Pensa nela continuamente nela. Todo anjo é atemorizante, escreveu Rilke. E onde
há medo, também há desejo. No dia seguinte ele retorna. “Pousa o olhar no rosto
imóvel, nos pés descalços, nas asas. O que aconteceria se ele dissesse alguma
coisa? Um tijolo arremessado contra um espelho, um ruído de cacos se quebrando,
uma espécie de gemido vítreo, e o silêncio volta a se impor. Um silêncio dos
que violam o intangível. Senta-se, de costas para a parede. O tempo, desprovido
de peso, recebia um lastro em que tudo pesava: a tensão, o pressentimento de
uma cilada. Pensa ter ouvido alguém se aproximar, mas é um alarme falso. Ele
toca uma das asas bem de mansinho, com a maior ligeireza possível. – Please, go away. – I cannot. I want to talk
to you. (...) Acontece que me apaixonei perdidamente por você”, ele diz.

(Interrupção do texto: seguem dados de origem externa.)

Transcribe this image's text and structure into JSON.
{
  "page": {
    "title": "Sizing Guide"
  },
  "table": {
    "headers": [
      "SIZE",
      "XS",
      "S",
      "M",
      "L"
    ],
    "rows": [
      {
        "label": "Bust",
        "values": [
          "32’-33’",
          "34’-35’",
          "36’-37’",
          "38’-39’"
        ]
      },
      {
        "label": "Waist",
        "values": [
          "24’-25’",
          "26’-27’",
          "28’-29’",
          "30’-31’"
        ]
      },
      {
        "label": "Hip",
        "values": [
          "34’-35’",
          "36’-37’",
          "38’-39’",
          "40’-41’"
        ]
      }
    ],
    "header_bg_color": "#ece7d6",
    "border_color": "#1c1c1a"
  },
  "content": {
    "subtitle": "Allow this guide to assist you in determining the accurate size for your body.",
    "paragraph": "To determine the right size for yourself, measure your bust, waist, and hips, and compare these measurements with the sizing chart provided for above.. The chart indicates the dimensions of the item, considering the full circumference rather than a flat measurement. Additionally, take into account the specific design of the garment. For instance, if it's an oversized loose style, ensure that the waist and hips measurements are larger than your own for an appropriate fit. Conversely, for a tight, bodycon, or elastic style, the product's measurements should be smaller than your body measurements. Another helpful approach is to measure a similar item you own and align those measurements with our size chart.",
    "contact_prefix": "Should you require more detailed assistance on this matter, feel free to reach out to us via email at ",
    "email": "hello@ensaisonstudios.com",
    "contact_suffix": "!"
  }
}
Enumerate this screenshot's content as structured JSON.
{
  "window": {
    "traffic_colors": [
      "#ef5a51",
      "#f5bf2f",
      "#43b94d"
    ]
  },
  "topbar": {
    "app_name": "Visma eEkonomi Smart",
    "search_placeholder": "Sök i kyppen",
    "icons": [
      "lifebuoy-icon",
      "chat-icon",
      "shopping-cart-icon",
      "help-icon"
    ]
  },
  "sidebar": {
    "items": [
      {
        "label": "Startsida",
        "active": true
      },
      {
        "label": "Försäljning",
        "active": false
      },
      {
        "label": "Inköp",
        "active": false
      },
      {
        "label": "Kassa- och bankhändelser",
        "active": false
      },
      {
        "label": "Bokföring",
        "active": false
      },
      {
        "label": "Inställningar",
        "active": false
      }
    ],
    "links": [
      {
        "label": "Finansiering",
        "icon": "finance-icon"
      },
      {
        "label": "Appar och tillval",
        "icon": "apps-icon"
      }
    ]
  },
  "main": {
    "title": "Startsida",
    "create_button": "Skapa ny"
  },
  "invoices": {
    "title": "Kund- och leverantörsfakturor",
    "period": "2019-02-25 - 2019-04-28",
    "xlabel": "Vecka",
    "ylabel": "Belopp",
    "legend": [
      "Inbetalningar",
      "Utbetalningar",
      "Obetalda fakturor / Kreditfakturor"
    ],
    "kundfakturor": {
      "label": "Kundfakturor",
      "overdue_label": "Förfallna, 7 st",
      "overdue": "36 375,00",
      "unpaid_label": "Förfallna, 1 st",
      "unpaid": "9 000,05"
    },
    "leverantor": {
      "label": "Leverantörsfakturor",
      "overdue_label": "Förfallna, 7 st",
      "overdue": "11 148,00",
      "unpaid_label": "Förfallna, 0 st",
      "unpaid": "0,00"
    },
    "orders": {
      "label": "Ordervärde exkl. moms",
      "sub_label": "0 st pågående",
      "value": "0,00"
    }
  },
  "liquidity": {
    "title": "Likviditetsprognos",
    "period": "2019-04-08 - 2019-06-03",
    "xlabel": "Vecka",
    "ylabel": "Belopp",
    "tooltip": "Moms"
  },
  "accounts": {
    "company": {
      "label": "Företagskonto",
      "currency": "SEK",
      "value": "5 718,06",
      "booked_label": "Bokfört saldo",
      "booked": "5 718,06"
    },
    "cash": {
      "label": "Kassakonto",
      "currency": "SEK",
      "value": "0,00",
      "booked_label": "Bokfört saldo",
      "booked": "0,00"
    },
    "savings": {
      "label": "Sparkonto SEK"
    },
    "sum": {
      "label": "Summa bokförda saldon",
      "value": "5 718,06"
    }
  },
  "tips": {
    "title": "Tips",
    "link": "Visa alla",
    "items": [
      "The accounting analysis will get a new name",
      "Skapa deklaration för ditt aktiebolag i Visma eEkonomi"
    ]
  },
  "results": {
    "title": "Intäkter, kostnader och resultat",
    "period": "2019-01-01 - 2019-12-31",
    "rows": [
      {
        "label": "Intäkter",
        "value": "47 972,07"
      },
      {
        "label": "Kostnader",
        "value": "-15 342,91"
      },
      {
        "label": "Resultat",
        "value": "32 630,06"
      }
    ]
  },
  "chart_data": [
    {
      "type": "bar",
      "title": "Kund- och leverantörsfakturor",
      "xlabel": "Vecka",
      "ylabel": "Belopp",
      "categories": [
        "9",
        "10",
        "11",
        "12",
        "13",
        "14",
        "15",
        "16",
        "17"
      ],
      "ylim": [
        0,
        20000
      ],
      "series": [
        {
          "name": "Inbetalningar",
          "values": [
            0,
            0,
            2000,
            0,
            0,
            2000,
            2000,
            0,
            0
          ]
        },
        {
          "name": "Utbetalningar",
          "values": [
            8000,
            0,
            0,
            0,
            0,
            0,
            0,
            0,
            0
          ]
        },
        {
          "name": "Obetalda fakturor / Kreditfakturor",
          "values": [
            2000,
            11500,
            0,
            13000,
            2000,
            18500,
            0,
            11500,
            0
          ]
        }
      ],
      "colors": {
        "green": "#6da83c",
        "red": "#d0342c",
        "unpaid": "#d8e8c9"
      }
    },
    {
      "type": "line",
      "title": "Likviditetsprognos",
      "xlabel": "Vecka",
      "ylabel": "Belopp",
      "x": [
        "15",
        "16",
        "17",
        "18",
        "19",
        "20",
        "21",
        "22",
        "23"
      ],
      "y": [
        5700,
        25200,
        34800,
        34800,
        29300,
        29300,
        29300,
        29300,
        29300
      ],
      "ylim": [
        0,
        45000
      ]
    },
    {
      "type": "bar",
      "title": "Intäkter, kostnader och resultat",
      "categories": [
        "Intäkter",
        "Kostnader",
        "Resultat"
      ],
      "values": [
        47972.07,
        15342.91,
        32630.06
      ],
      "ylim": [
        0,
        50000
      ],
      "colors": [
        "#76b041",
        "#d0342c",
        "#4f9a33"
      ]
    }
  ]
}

“Foi por causa das asas. Você não foi o único. Mas anjos e seres humanos são
incompatíveis”.
É nesta tênue
linha entre ficção e realidade que Cees Nooteboom transita e parece nos levar
ao intangível das relações.
O acaso faz
com que o ‘autor’ e Alma se encontrem no avião de volta. Ela lhe sussurra:
“Será que o senhor já parou para pensar no inventor do Paraíso, um lugar onde
não ocorrem mal-entendidos? O tédio incomensurável que deve reinar lá só pode
ser entendido como uma punição. Para inventar algo assim, só mesmo um mau
escritor.”
Se estamos
fora do Paraíso, qual é o habitat que esta Terra nos reserva? Será que a
humanização tem nos tornado demoníacos?
Harold Bloom,
Anjos
Caídos (Objetiva), escreve que “o anjo Adão foi um anjo caído que logo
pôde ser distinguido de Deus. (...) Eu afirmo alegremente que todos nós somos
anjos caídos, e trato agora de nos separar e de nos afastar para longe de
nossos primos mais antipáticos, os demônios e os diabos.”
Carlos
Eduardo Leal
Psicanalista
e escritor
Para quem
gosta de ler ouvindo música, a voz de um anjo: Virgínia Rodrigues no cd
Recomeço. Principalmente, a primeira faixa: Todo
o sentimento (Chico Buarque e Cristóvão Bastos). Biscoito Fino.